What Is The Secret To Marvel’s Success?

As we close the books on 2017’s box office, one big thing stands out: Disney is king, and Marvel’s superhero films are a major catalyst behind their coronation. Marvel has developed a “house style” that combines humor, action, and amazing special effects with characters, settings, and storylines cherry-picked from nearly 80 years of published comics — and they’ve done it with (mostly) mid-level stars, obscure properties, and relatively inexperienced writers and directors. Other studios have applied these same elements top their superhero films, but with far less success.

So what is it that Marvel knows that no one else has quite figured out?

Collectively, Marvel’s three 2017 films — Guardians of the Galaxy, Vol. 2, Spider-Man: Homecoming, and Thor: Ragnarok — generated over $2.6 billion at the global box office, and were embraced by fans and critics alike. By contrast, 2017’s overall film slate was marked by high-profile floppings, critical hammerings (I totally made that word up), and fan backlashings (also not a word). Interestingly, few of these troubled films were Disney-branded, and precisely none were Marvel-stamped — That alone is pretty amazing!

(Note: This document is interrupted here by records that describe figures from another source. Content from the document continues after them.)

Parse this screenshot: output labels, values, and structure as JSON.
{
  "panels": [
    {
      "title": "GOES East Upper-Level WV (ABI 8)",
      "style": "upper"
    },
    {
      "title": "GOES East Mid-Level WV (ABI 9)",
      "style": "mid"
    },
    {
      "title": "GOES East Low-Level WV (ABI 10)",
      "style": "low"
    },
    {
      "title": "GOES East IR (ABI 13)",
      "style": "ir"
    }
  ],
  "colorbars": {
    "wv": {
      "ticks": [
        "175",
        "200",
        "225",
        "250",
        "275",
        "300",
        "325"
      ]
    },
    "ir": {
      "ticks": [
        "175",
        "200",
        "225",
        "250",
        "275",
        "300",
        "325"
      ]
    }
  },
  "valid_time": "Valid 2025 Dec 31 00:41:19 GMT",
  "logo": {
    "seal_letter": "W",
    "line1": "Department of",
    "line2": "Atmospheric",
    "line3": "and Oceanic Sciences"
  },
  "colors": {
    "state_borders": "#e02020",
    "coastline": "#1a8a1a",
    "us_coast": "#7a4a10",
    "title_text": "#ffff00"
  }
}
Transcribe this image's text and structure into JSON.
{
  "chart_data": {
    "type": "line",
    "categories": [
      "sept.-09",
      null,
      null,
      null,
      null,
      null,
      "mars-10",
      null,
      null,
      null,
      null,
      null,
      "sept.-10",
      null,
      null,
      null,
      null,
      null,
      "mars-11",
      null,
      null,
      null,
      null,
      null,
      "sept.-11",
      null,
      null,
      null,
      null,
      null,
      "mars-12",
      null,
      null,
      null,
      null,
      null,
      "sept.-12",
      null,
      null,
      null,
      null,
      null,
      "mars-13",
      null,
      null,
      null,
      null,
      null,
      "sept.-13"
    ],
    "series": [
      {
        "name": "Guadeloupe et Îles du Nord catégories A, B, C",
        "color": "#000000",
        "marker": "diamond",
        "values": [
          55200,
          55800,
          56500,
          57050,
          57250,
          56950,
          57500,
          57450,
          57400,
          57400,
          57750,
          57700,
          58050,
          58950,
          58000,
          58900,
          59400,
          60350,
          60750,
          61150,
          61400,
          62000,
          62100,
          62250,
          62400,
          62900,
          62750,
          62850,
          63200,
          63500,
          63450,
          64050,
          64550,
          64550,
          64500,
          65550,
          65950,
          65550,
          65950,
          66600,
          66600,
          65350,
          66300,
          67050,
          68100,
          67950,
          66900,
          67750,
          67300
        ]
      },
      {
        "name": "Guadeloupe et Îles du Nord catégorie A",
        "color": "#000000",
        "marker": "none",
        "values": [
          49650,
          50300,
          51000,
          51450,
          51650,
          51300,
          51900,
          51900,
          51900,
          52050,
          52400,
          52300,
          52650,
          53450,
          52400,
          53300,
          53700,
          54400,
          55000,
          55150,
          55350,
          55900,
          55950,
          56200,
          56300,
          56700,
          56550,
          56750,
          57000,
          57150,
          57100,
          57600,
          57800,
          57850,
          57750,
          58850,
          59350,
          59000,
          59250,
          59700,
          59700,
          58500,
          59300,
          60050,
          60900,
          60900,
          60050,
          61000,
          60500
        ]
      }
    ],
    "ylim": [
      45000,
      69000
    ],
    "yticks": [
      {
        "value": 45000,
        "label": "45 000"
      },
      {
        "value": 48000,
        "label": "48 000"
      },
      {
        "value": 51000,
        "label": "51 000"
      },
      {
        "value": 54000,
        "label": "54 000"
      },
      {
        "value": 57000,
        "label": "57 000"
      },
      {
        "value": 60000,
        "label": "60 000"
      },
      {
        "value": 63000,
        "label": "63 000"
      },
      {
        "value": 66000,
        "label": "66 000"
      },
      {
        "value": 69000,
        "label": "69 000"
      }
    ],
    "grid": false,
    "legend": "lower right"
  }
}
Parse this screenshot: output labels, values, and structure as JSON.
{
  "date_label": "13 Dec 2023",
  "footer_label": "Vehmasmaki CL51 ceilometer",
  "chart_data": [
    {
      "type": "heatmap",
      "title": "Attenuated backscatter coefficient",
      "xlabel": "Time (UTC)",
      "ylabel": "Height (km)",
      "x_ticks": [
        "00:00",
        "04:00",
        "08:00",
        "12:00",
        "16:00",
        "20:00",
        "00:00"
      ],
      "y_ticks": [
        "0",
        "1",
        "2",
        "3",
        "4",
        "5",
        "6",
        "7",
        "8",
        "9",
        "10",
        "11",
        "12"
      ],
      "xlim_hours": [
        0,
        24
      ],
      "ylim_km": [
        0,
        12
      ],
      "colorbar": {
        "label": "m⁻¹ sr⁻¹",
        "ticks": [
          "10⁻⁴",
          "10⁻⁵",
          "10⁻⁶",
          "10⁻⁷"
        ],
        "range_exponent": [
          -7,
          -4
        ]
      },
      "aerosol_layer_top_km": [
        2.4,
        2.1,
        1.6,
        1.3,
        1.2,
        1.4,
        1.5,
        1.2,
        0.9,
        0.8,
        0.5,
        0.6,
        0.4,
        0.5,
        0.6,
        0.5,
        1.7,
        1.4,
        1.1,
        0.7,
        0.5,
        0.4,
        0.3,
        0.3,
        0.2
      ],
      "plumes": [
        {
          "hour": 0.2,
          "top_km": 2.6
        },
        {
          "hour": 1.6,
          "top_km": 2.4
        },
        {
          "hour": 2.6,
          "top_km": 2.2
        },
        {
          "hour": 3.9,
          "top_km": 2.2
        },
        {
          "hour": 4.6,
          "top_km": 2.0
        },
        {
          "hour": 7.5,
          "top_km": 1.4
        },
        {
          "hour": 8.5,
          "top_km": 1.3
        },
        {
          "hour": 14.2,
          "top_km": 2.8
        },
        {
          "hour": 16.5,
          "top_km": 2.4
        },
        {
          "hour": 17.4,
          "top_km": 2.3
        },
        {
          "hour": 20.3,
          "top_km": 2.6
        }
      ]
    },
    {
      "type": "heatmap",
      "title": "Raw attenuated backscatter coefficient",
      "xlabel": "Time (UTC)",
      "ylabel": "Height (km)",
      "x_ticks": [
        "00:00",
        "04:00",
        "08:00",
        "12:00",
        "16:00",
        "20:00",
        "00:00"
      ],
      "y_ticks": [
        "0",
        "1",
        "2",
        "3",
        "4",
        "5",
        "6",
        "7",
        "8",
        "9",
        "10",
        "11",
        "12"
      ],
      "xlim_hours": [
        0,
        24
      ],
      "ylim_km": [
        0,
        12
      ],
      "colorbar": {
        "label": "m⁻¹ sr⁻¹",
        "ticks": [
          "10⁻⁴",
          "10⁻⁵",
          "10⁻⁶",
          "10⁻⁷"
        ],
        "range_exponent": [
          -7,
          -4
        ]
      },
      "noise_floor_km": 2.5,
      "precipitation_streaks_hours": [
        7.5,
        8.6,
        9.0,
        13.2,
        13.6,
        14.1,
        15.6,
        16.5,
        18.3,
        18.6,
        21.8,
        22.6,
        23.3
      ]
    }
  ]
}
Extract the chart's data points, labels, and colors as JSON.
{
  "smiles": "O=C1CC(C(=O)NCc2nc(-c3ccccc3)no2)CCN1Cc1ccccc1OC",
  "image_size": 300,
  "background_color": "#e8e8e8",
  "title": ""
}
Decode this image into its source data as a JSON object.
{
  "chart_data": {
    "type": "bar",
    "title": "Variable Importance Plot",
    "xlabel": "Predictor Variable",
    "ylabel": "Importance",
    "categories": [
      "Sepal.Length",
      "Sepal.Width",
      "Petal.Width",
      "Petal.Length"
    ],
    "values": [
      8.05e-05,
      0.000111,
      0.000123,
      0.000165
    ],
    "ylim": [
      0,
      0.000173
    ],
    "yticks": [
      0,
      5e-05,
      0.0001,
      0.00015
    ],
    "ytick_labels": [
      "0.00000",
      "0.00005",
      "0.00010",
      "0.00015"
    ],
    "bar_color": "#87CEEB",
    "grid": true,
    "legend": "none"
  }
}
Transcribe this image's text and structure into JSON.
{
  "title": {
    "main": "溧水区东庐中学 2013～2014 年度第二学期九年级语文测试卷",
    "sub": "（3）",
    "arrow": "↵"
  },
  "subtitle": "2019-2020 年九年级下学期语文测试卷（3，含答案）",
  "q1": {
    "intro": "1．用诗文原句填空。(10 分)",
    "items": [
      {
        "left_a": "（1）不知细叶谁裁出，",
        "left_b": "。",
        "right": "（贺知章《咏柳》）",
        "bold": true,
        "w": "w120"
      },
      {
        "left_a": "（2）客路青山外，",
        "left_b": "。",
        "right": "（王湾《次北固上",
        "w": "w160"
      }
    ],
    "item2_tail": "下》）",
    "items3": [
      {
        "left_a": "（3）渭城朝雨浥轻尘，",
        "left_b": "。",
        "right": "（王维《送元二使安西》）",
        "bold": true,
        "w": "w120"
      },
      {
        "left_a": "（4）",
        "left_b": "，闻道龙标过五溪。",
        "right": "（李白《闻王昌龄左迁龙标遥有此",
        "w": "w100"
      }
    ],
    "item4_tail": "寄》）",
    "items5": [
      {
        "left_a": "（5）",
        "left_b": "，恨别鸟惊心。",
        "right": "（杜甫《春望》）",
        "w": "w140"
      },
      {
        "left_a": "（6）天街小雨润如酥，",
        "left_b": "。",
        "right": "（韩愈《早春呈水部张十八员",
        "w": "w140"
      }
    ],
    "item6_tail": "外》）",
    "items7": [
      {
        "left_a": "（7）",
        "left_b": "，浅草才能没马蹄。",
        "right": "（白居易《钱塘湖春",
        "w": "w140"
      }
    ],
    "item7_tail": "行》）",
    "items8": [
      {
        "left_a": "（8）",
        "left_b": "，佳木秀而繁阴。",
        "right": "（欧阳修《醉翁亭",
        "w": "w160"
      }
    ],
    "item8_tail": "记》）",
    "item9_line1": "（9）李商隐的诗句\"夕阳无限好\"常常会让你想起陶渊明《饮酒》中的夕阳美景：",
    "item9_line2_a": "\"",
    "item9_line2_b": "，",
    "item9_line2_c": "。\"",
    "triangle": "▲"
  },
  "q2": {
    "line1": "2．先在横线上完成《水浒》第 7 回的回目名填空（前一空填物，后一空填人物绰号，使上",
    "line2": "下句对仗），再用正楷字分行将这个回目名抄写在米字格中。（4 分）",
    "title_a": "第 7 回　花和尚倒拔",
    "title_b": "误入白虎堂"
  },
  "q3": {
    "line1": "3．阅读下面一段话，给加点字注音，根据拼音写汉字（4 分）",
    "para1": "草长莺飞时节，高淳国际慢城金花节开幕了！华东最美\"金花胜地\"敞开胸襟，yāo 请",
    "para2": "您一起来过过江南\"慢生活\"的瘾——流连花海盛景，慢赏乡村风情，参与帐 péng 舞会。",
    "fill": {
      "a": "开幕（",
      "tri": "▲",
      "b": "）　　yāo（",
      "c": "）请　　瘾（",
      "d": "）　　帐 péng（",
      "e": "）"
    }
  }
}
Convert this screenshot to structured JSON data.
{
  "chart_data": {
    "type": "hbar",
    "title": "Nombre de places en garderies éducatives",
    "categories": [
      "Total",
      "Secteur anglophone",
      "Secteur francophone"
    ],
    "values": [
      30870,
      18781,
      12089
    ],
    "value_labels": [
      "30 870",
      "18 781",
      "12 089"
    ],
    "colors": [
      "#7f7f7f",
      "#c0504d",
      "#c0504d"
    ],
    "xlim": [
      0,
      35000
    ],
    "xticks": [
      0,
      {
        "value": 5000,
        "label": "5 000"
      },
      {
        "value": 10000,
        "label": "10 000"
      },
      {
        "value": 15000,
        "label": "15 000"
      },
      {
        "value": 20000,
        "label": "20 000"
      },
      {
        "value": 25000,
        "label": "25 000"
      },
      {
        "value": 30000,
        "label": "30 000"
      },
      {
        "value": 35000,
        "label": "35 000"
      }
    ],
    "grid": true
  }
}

Even when you peer all the way back to 2008 — the birth of Marvel’s Cinematic Universe (MCU) — only a handful of their 17 films to-date have failed to resonate (Thor: The Dark World, Iron Man 2, and The Incredible Hulk); incidentally, these are some of the earliest MCU films, and despite their poor receptions, each was still quite profitable. By the time Thor: Ragnarok hit theaters this past November, the MCU was an incredibly well-oiled, money-making juggernaut — also the name of a popular Marvel character. (Trivia!)

That’s not to say that these MCU films aren’t flawed (they are), but their flaws are part of what makes them so compelling — Marvel packs their DVD’s full of bloopers, outtakes, and extended scenes, and fans can’t get enough. That said, Marvel does have long-standing issues with lack of diversity (ethnic and gender), poorly-defined villains, and an over-reliance upon McGuffins — how many times has that damned “Tesseract” popped-up? However, progress is being made and 2018’s Marvel schedule — Black Panther, Avengers: Infinity War, and Ant-Man and the Wasp — appear to be addressing these issues.

Yet, none of this really explains a decade of ongoing, uninterrupted success, does it? I have a theory that the truth (or secret sauce) underlying Marvel’s unbroken string of hits is actually pretty basic, it comes down to simple “camaraderie” or “fellowship,” which is best-exemplified by the “super-team-up” — an enduring hallmark of every comic book publisher, from Marvel to DC to Image to Dark Horse. In other words, the way Marvel makes their heroes so engaging is primarily achieved through dialog and engagement with other heroes.

Let’s be honest, most superhero protagonists are pretty dull by themselves; they stand for truth and justice, fight for the little guy, and are (mostly) straight arrows. Yawn. But add a super-powered foil, either a partner or an ally, who’s personality/strengths/weaknesses contrast or conflict with our main hero, and we suddenly gain more insight into the nature of our protagonist. The super-team-up reveals deeper character flaws, morals, and values that simply don’t come through when the protagonist is solitary.

The earliest example of Marvel’s super-team-up model occurred in Iron Man 2, which partnered loose-cannon Tony Stark/Iron Man with conservative-military-officer James Rhodes/War Machine. Suddenly, all of Stark’s strange quirks and misbehaviors from the original Iron Man started making sense; we learned his trust issues, we recognized his hidden fears, and we began to appreciate his flaws in different ways — all via scenes shared with Rhodes. It’s a brilliant and illuminating technique that fits the superhero genre like a glove. The super-team-up effectively humanizes these protagonists through their interactions with their equals.

Marvel has since leaned into the super-team-up premise in nearly every subsequent MCU film. Today, whenever Marvel announces a new MCU project, the Internet rumor mill explodes with debate over who might or might not appear. And now that Disney is acquiring Fox’s film assets — X-Men, Fantastic 4, Deadpool — we can expect these discussions to achieve white-hot levels of intensity (it’s already a major discussion thread on virtually every fan and entertainment site out there).

Superhero films are expensive, uncertain beasts — regardless of the budgets, stars, spectacle, or storylines involved. Even when it seems like a studio has everything going for them, it can still fall apart. Just ask Marvel’s distinguished competition at DC Comics, who finally broke through with Wonder Woman — a solid, superheroine action film — but six months later DC crashed back to earth with last month’s Justice League debacle, and suddenly their entire upcoming film slate is in jeopardy.

Marvel, however, shows no signs of letting up anytime soon; 2018 should be their biggest year ever… until 2019 that is. The super-team-up is clearly the key everything they’re doing, and the more bizarre the better (Spider-Man and Iron Man, Thor and Hulk, and maybe someday: Deadpool and Captain America). Hopefully, someone at DC gets the memo too!